In the aftermath of World War I the town briefly belonged to ZUNR, but in 1919 was taken over by reborn Poland. The local life continued to flourish until World War II. The town was made a seat of a commune. In 1929 a Gmilut Hasadim welfare association was founded in the town.

Following the joint Nazi-Soviet invasion of Poland, the Germans occupied the town and, supported by the local Ukrainian police, murdered the local Jews. They were brought to a shooting site in groups of 10–20 people and executed.
After the war, the town was seized by the Soviet Union and soon afterwards attached to Ukrainian SSR. Since 1991 it has been a part of Ukraine.

Until 18 July 2020, Bohorodchany was the administrative center of Bohorodchany Raion. The raion was abolished in July 2020 as part of the administrative reform of Ukraine, which reduced the number of raions of Ivano-Frankivsk Oblast to six.
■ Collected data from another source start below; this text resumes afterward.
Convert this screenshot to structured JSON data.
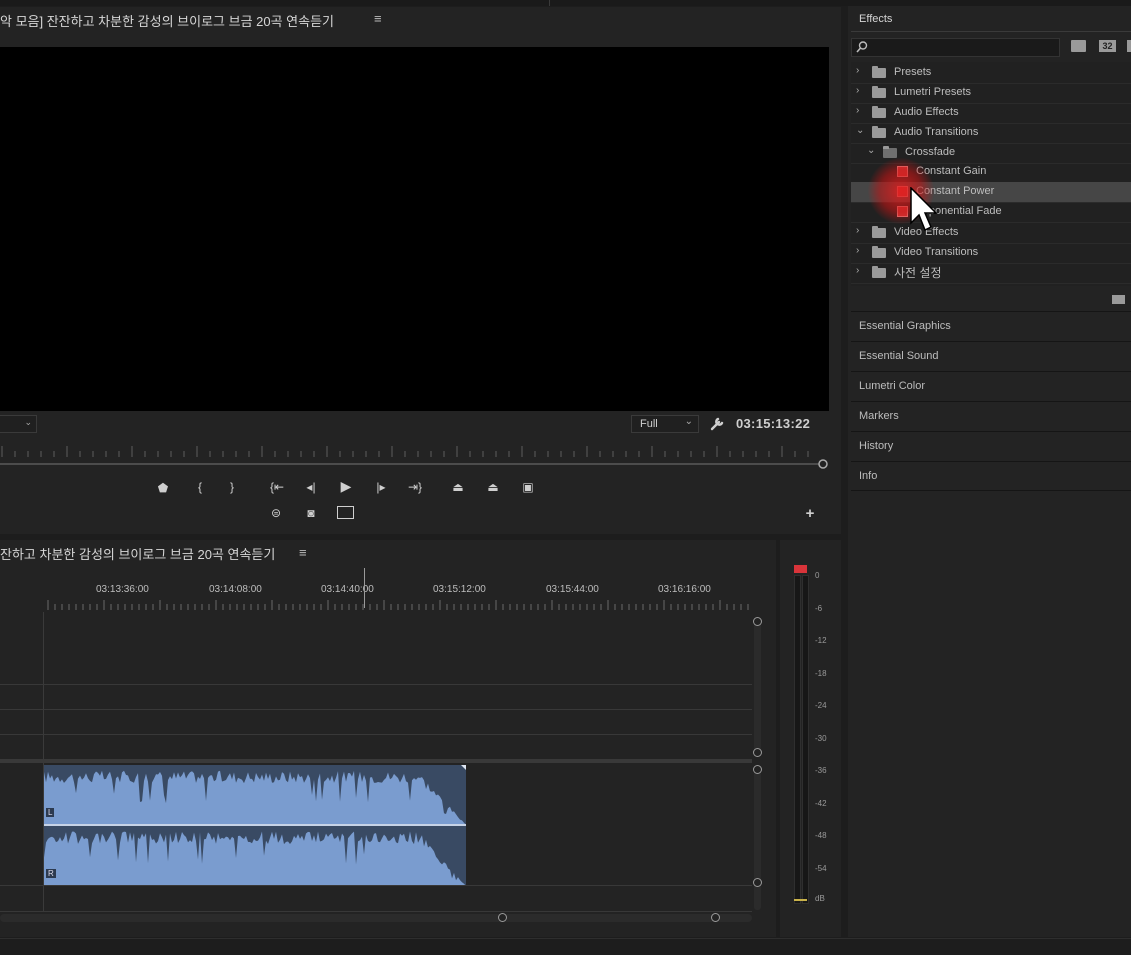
{
  "program_monitor": {
    "title": "악 모음] 잔잔하고 차분한 감성의 브이로그 브금 20곡 연속듣기",
    "resolution": "Full",
    "timecode": "03:15:13:22"
  },
  "timeline": {
    "title": "잔하고 차분한 감성의 브이로그 브금 20곡 연속듣기",
    "ruler_labels": [
      "03:13:36:00",
      "03:14:08:00",
      "03:14:40:00",
      "03:15:12:00",
      "03:15:44:00",
      "03:16:16:00"
    ],
    "track_labels": [
      "L",
      "R"
    ]
  },
  "meter": {
    "scale": [
      "0",
      "-6",
      "-12",
      "-18",
      "-24",
      "-30",
      "-36",
      "-42",
      "-48",
      "-54",
      "dB"
    ]
  },
  "effects": {
    "title": "Effects",
    "search_placeholder": "",
    "badge_32": "32",
    "tree": [
      {
        "label": "Presets"
      },
      {
        "label": "Lumetri Presets"
      },
      {
        "label": "Audio Effects"
      },
      {
        "label": "Audio Transitions"
      },
      {
        "label": "Crossfade"
      },
      {
        "label": "Constant Gain"
      },
      {
        "label": "Constant Power"
      },
      {
        "label": "Exponential Fade"
      },
      {
        "label": "Video Effects"
      },
      {
        "label": "Video Transitions"
      },
      {
        "label": "사전 설정"
      }
    ],
    "sections": [
      "Essential Graphics",
      "Essential Sound",
      "Lumetri Color",
      "Markers",
      "History",
      "Info"
    ]
  }
}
The area of Bohorodchany Raion was merged into Ivano-Frankivsk Raion.

Until 26 January 2024, Bohorodchany was designated urban-type settlement. On this day, a new law entered into force which abolished this status, and Bohorodchany became a rural settlement.

==Jewish culture==
Bohorodchany is also known by its Yiddish name, Brotchin (בראטשין). A first-hand description of Jewish life in Bohorodchany pre-World War II can be found in the autobiography of Mark Hasten, who grew up there.

==Notable people==
- Oleksa Hirnyk, a Soviet dissident.
- Bishop Ivan Lyatyshevskyi, a Ukrainian Greek-Catholic hierarch, Soviet prisoner.